There are, I think, several factors that contribute to wisdom. Of these I should put first a sense of proportion: the capacity to take account of all the important factors in a problem and to attach to each its due weight. This has become more difficult than it used to be owing to the extent and complexity for the specialized knowledge required of various kinds of technicians. Suppose, for example, that you are engaged in research in scientific medicine. The work is difficult and is likely to absorb the whole of your intellectual energy. You have not time to consider the effect which your discoveries or inventions may have outside the field of medicine. You succeed (let us say), as modern medicine has succeeded, in enormously lowering the infant death-rate, not only in Europe and America, but also in Asia and Africa. This has the entirely unintended result of making the food supply inadequate and lowering the standard of life in the most populous parts of the world. To take an even more spectacular example, which is in everybody’s mind at the present time: You study the composition of the atom from a disinterested desire for knowledge, and incidentally place in the hands of powerful lunatics the means of destroying the human race. In such ways the pursuit of knowledge may become harmful unless it is combined with wisdom; and wisdom in the sense of comprehensive vision is not necessarily present in specialists in the pursuit of knowledge.

As for my own take on the subject of imparting knowledge and wisdom (which was very well reasoned in Russell’s insightful essay): Can one actually be taught to be wise or is one simply born with it?

This is perhaps similar to the question of how does one go about teaching common sense to the masses.

As for my original question – I don’t know.  As I have so far learned by observing so-called wise men and reading the books written by them, it is perhaps easier to understand the benefits of wisdom than apply it to my own daily life.

It is all well and good teaching a particular branch of knowledge and skill for one to perform their chosen job, which at the same time becomes mechanically second-nature through repetitive use.

But when it comes to the subject of wisdom, something which is an apparent pinnacle of human life and is to be used rarely, naturally and intuitively, this is perhaps a difficult skill to remember to employ once the trials and tribulations of life arises for the average person.
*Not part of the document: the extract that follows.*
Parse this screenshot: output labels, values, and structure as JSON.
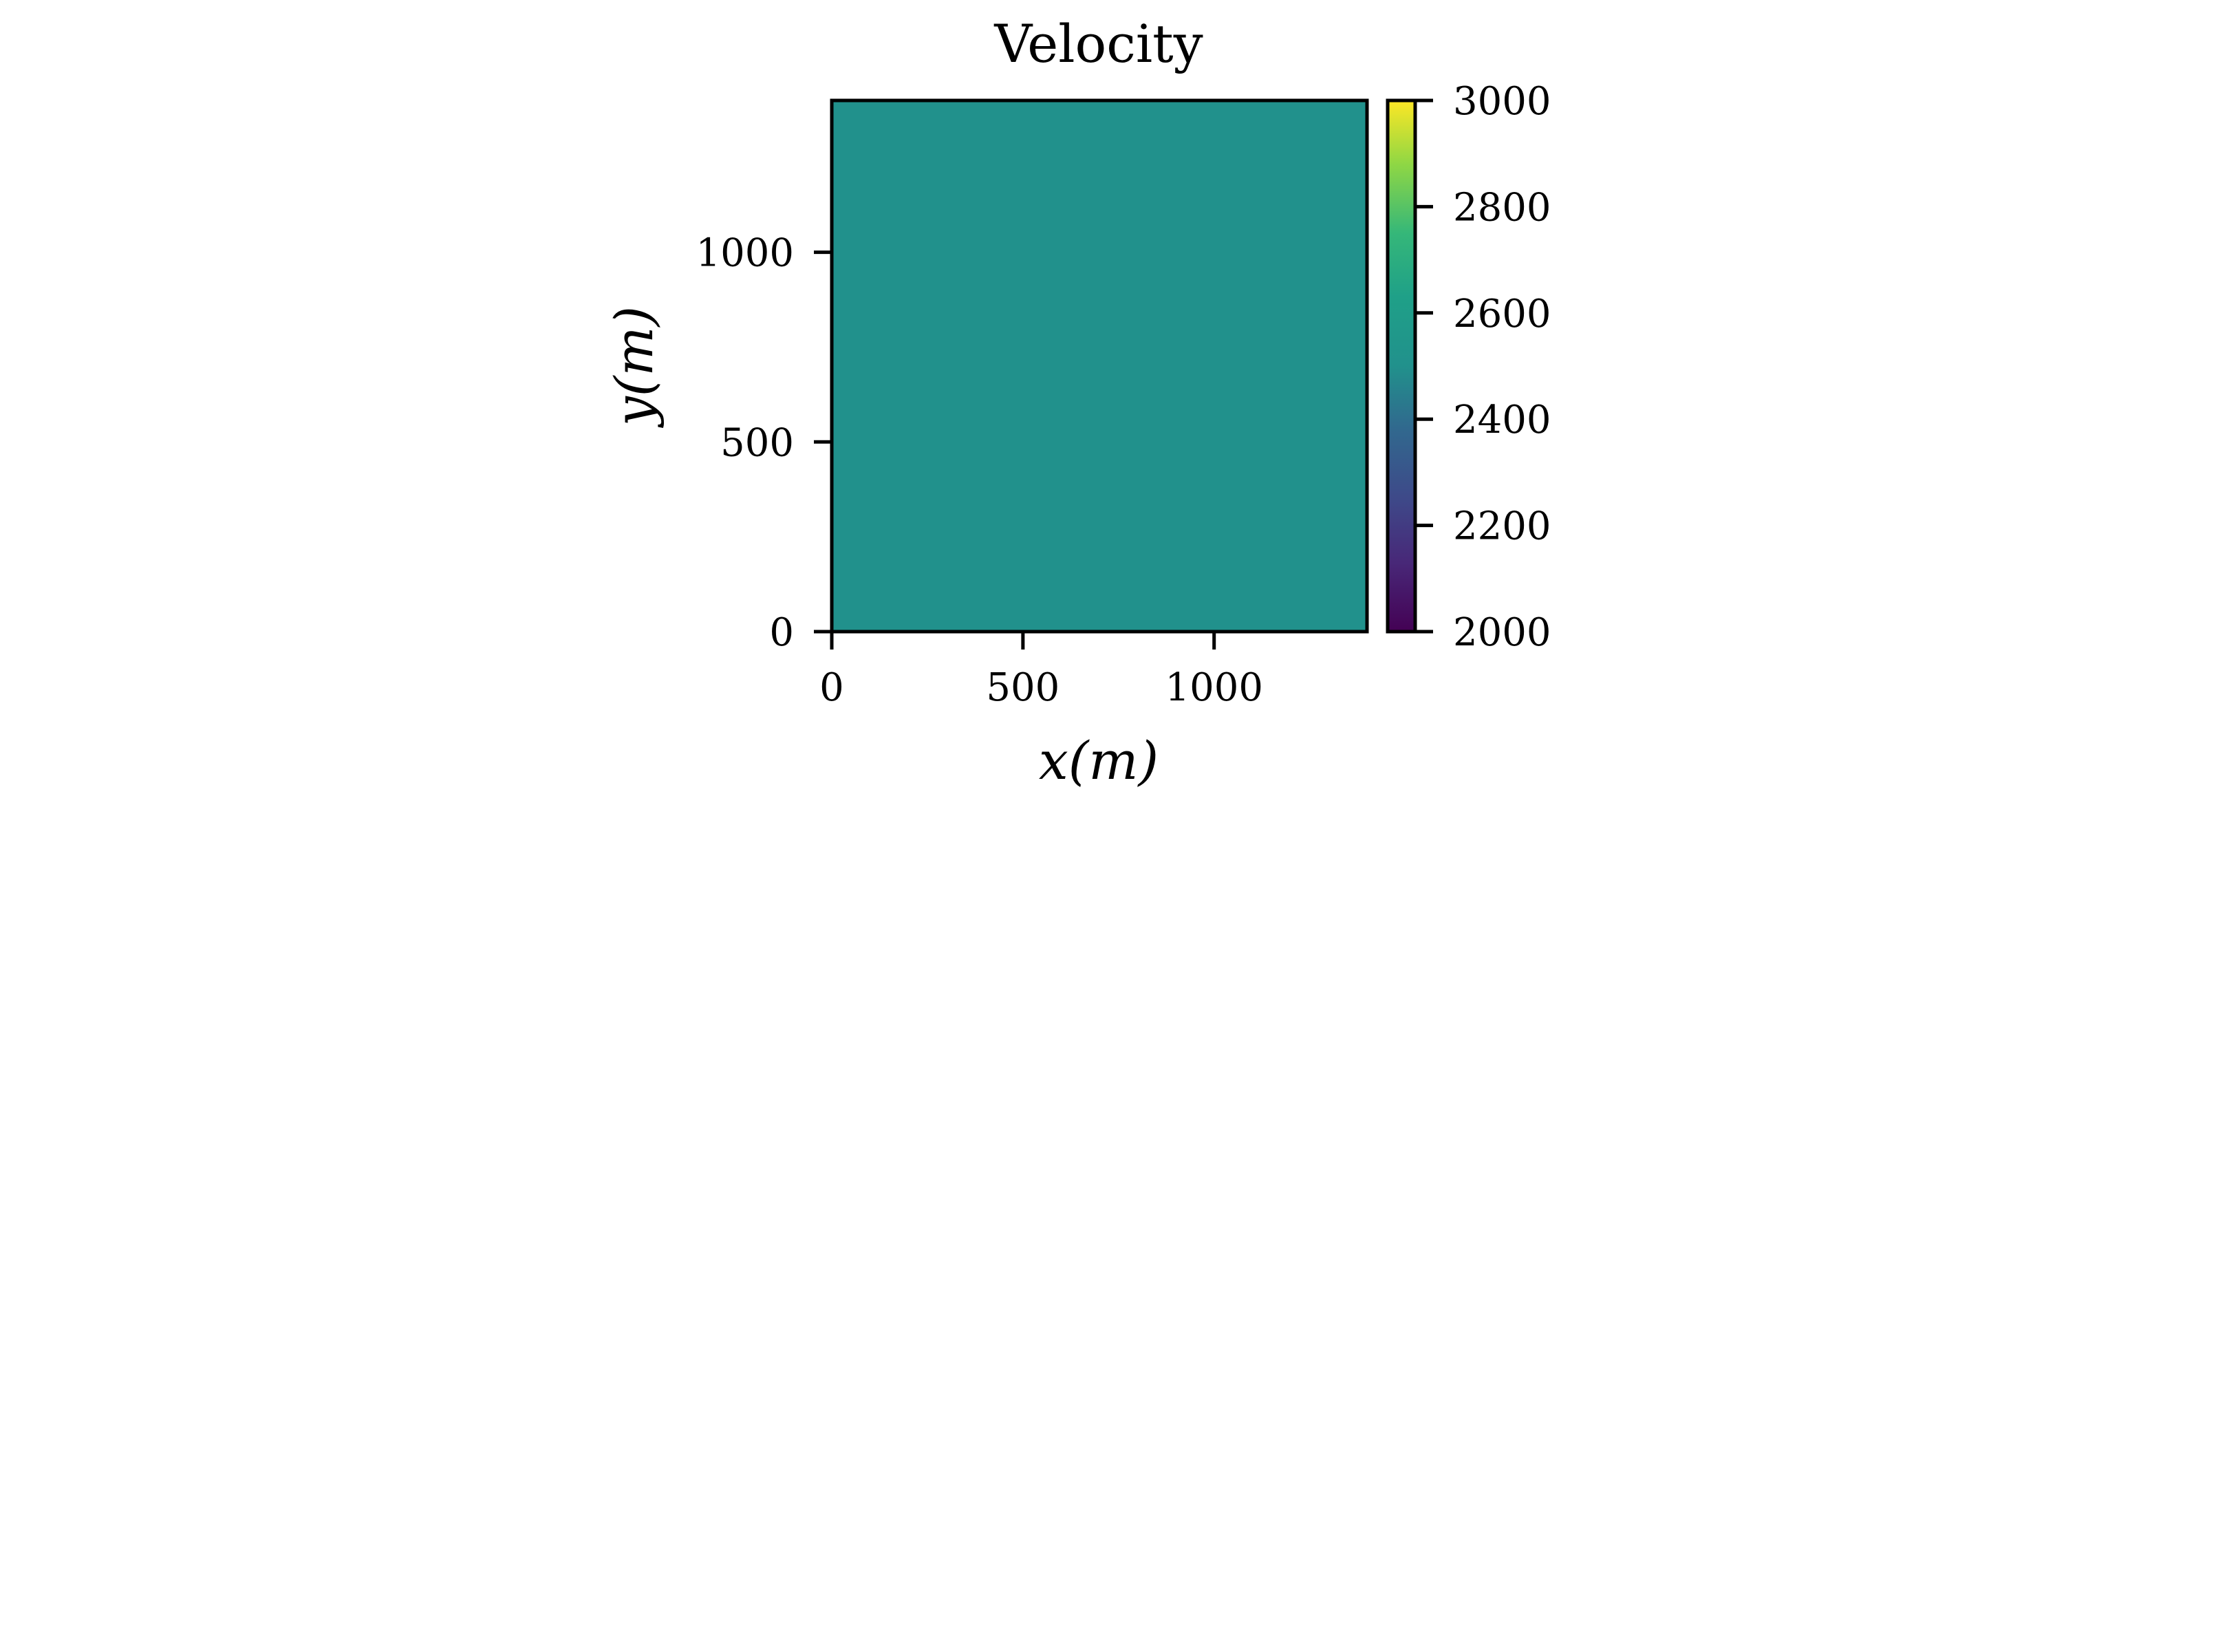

Unlike knowledge, wisdom is not just a mere function of the mind but is, moreso, a divine or spiritual guidance that encourages one to live righteously and for one to always walk the simplest path towards overcoming man-made obstacles of evil.

I do think that one can develop wisdom by learning from their past mistakes – this would be a start.

As we all know, this is Man’s failing grace.  It seems Man is never able to learn from the past, hence the dire state that we now find ourselves in the world.

I also think that one can learn from another person’s mistakes, but this should be carefully reasoned, as what may work for one person may not work for you.  In other words, everyone has their own search for truth, which includes the need for mistakes to be made to find it.

Socrates was perhaps right when he said that for one to attain wisdom, one must become aware of, and accept, their own ignorance, which then must be removed so that they can better discern wisdom and make it easier to apply it in their everyday actions and interactions.

So, self-knowledge, and not the actual teaching of it, seems to be the key to wisdom.

But as I am no doubt finding out, as well as what I said earlier regarding both the attaining and use of wisdom – easier read than done.